Power pyramid

power-pyramidAim of Session

An hour on the turbo taking you up through the power range


Session description

WARM UP: 10 min warm up, included in session duration

MAIN SET: Perform these blocks in order, each with 2 mins rest in between: 5 mins at the upper end of zone 3; 3 mins at 25 mile pace (or FTP); 2 mins at FTP + 10W; 1.5 mins at FTP + 20W; 1 min at FTP + 30W; 30s at FTP + 40W; then return down the pyramid

COOL DOWN: 10 min warm down, included in session duration


Working around the second threshold will stress the systems responsible for using carbohydrate and generating energy through the lactate system; and also the systems responsible for clearing the metabolites of lactate and hydrogen ions (which cause blood acidity). As the rider moves up through the pyramid, more emphasis is placed on anaerobic energy supply and the absolute rate of energy production becomes the limiter – each step up will require an adjustment from recovery to a new ‘steady state’ so the systems of oxygen uptake, heart rate, blood flow etc need to rise to new, higher levels each time. Increased recruitment of fast twitch fibres also becomes necessary to hit the higher powers. In the recovery from each block, the body has to deal with lactate clearance in time for the next effort. With time, these systems will get more efficient and recovery will become faster – and this will in turn allow harder work efforts. 

Application for the Rider

This session takes you across the main race pace intensities within endurance cycling. Even the flattest of time trial courses will require variation of power around the ranges used in this session. When you ride harder up a hill and use the descent to recover, any improvement in recovery processes will be beneficial – as you can then work harder up the next hill! The same principles apply in the transition from rest to work each block – the quicker we can adjust to a new level of exercise intensity, the more we can deliver the energy aerobically i.e. less oxygen deficit and less lactic acid build up.

Practicalities and tips!

  • As with most interval type sessions, the aim is to maximise the ability to hit (and sustain) the target pace / intensity.

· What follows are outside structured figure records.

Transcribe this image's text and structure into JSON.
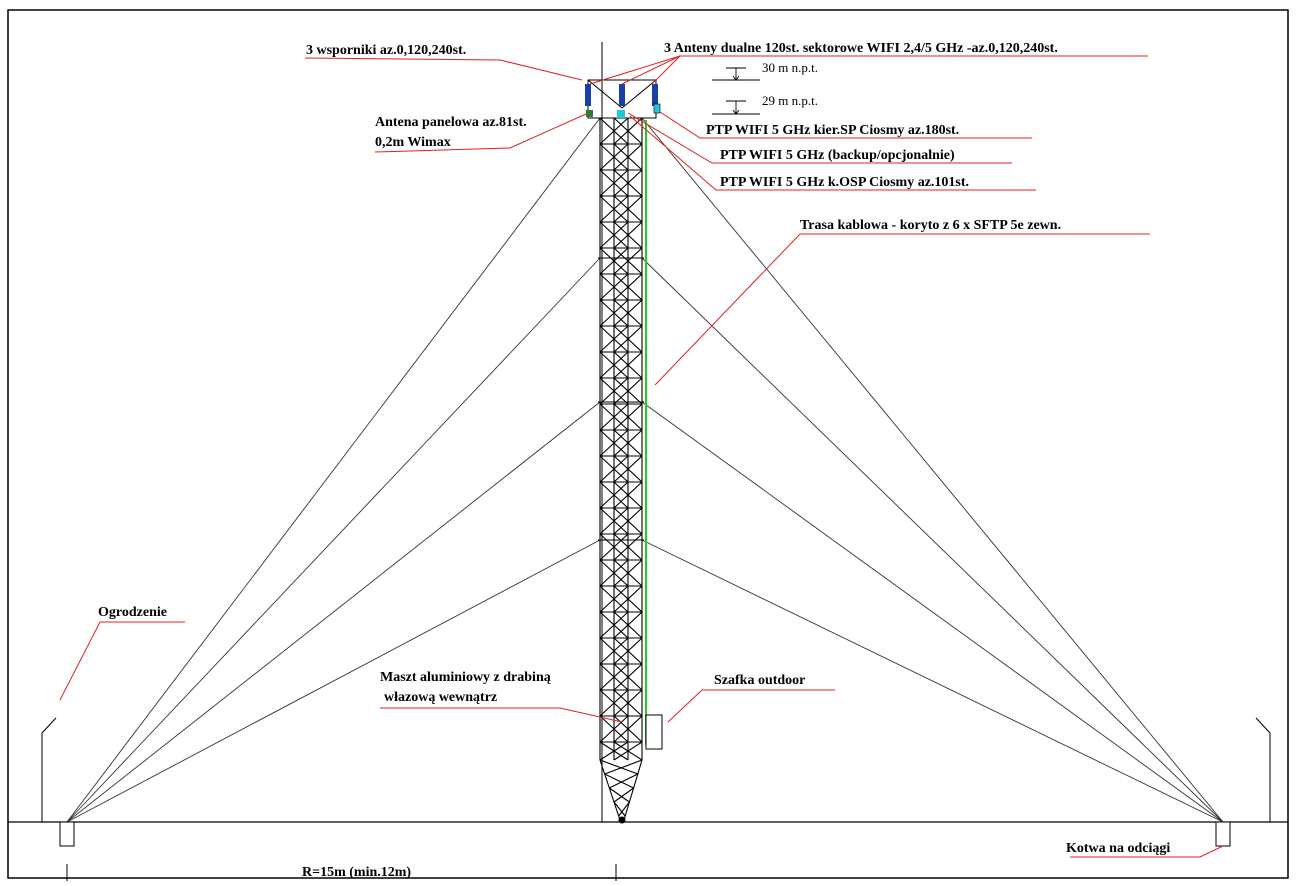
{
  "labels": {
    "brackets": "3 wsporniki az.0,120,240st.",
    "dual_antennas": "3 Anteny dualne 120st. sektorowe WIFI 2,4/5 GHz -az.0,120,240st.",
    "height_30": "30 m n.p.t.",
    "height_29": "29 m n.p.t.",
    "panel_antenna_line1": "Antena panelowa az.81st.",
    "panel_antenna_line2": "0,2m Wimax",
    "ptp_sp": "PTP WIFI 5 GHz kier.SP Ciosmy az.180st.",
    "ptp_backup": "PTP WIFI 5 GHz (backup/opcjonalnie)",
    "ptp_osp": "PTP WIFI 5 GHz k.OSP Ciosmy az.101st.",
    "cable_route": "Trasa kablowa - koryto z 6 x SFTP 5e zewn.",
    "fence": "Ogrodzenie",
    "mast_line1": "Maszt aluminiowy z drabiną",
    "mast_line2": "włazową wewnątrz",
    "cabinet": "Szafka outdoor",
    "anchor": "Kotwa na odciągi",
    "radius": "R=15m (min.12m)"
  },
  "colors": {
    "leader": "#e02020",
    "cable": "#1fd11f",
    "antenna": "#1a3fa8",
    "panel": "#2f7d2f",
    "ptp": "#20c8d8"
  }
}
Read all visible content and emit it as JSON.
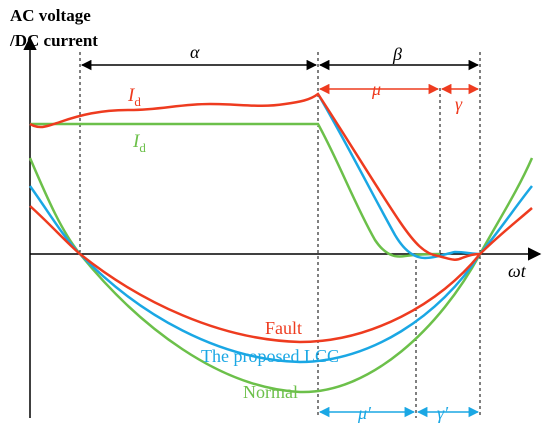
{
  "y_axis_label_line1": "AC voltage",
  "y_axis_label_line2": "/DC current",
  "x_axis_label": "ωt",
  "angles": {
    "alpha": "α",
    "beta": "β",
    "mu": "μ",
    "gamma": "γ",
    "mu_prime": "μ′",
    "gamma_prime": "γ′"
  },
  "current_labels": {
    "id_red_main": "I",
    "id_red_sub": "d",
    "id_green_main": "I",
    "id_green_sub": "d"
  },
  "curve_labels": {
    "fault": "Fault",
    "proposed": "The proposed LCC",
    "normal": "Normal"
  },
  "colors": {
    "fault": "#ee3b1f",
    "proposed": "#1aa7e4",
    "normal": "#6cc04a",
    "axis": "#000000"
  }
}
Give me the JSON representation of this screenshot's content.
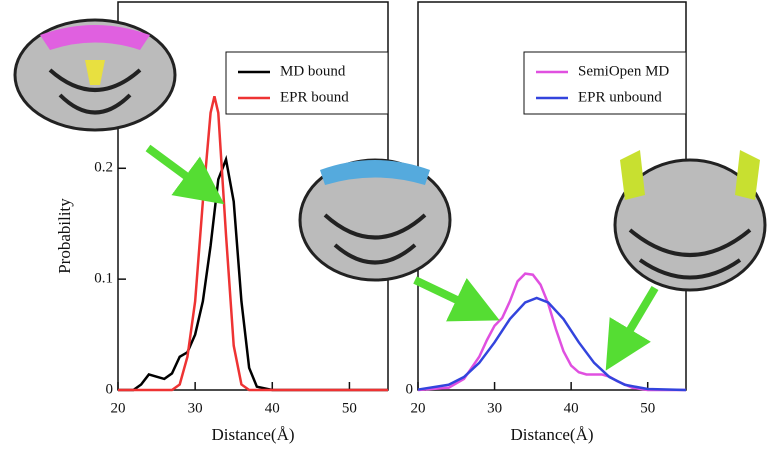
{
  "chart_data": [
    {
      "type": "line",
      "x_label": "Distance(Å)",
      "y_label": "Probability",
      "xlim": [
        20,
        55
      ],
      "ylim": [
        0,
        0.35
      ],
      "xticks": [
        20,
        30,
        40,
        50
      ],
      "yticks": [
        0,
        0.1,
        0.2
      ],
      "legend": "upper right",
      "series": [
        {
          "name": "MD bound",
          "color": "#000000",
          "x": [
            20,
            22,
            23,
            24,
            25,
            26,
            27,
            28,
            29,
            30,
            31,
            32,
            33,
            34,
            35,
            36,
            37,
            38,
            40,
            55
          ],
          "values": [
            0,
            0,
            0.005,
            0.014,
            0.012,
            0.01,
            0.015,
            0.03,
            0.034,
            0.05,
            0.08,
            0.13,
            0.19,
            0.208,
            0.17,
            0.08,
            0.02,
            0.003,
            0,
            0
          ]
        },
        {
          "name": "EPR bound",
          "color": "#ee3333",
          "x": [
            20,
            27,
            28,
            29,
            30,
            31,
            32,
            32.5,
            33,
            34,
            35,
            36,
            37,
            55
          ],
          "values": [
            0,
            0,
            0.005,
            0.03,
            0.08,
            0.17,
            0.25,
            0.265,
            0.25,
            0.14,
            0.04,
            0.005,
            0,
            0
          ]
        }
      ]
    },
    {
      "type": "line",
      "x_label": "Distance(Å)",
      "xlim": [
        20,
        55
      ],
      "ylim": [
        0,
        0.35
      ],
      "xticks": [
        20,
        30,
        40,
        50
      ],
      "yticks": [
        0
      ],
      "legend": "upper right",
      "series": [
        {
          "name": "SemiOpen MD",
          "color": "#e050e0",
          "x": [
            20,
            24,
            26,
            28,
            29,
            30,
            31,
            32,
            33,
            34,
            35,
            36,
            37,
            38,
            39,
            40,
            41,
            42,
            43,
            44,
            45,
            46,
            48,
            50,
            55
          ],
          "values": [
            0,
            0.002,
            0.01,
            0.03,
            0.045,
            0.058,
            0.065,
            0.08,
            0.098,
            0.105,
            0.104,
            0.095,
            0.078,
            0.055,
            0.035,
            0.022,
            0.016,
            0.014,
            0.014,
            0.014,
            0.012,
            0.008,
            0.002,
            0,
            0
          ]
        },
        {
          "name": "EPR unbound",
          "color": "#3344dd",
          "x": [
            20,
            24,
            26,
            28,
            30,
            32,
            34,
            35.5,
            37,
            39,
            41,
            43,
            45,
            47,
            50,
            55
          ],
          "values": [
            0.0004,
            0.0047,
            0.0117,
            0.0245,
            0.043,
            0.064,
            0.079,
            0.083,
            0.079,
            0.064,
            0.043,
            0.0245,
            0.0117,
            0.0047,
            0.0009,
            0
          ]
        }
      ]
    }
  ]
}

Either perform this session on a turbo, or on a route you know you can complete each block at the set time (i.e. recovery duration is important).
  • This is a race specific session, so perform on your race bike, in your race position.
  • If you find the overall session too hard, at least climb up the pyramid
  • As well as hitting the target powers, try to perform the block at race type cadences too – this will make sure muscle fibre recruitment matches that in a race.

Evaluation of the session

  • Have you completed all the blocks? Did you hit the anticipated powers? If not, where did you start to come off target?
  • What do you feel to be the hardest part of the session – recovering in time for the next block, or hitting the target power of the block?
  • Did your heart rate reach that expected for the power you were trying to reach? If yes, this shows two valuable things: your ability to hit a new steady state and reduce oxygen deficit; AND good responsivity shows you are on top of the training load generally (tiredness can make heart rate increases / decreases sluggish)
  • Did your heart rate recover before the next block i.e. return close to the baseline heart rate in the zone 2 at the beginning of the session? This is good to monitor your fitness improvement.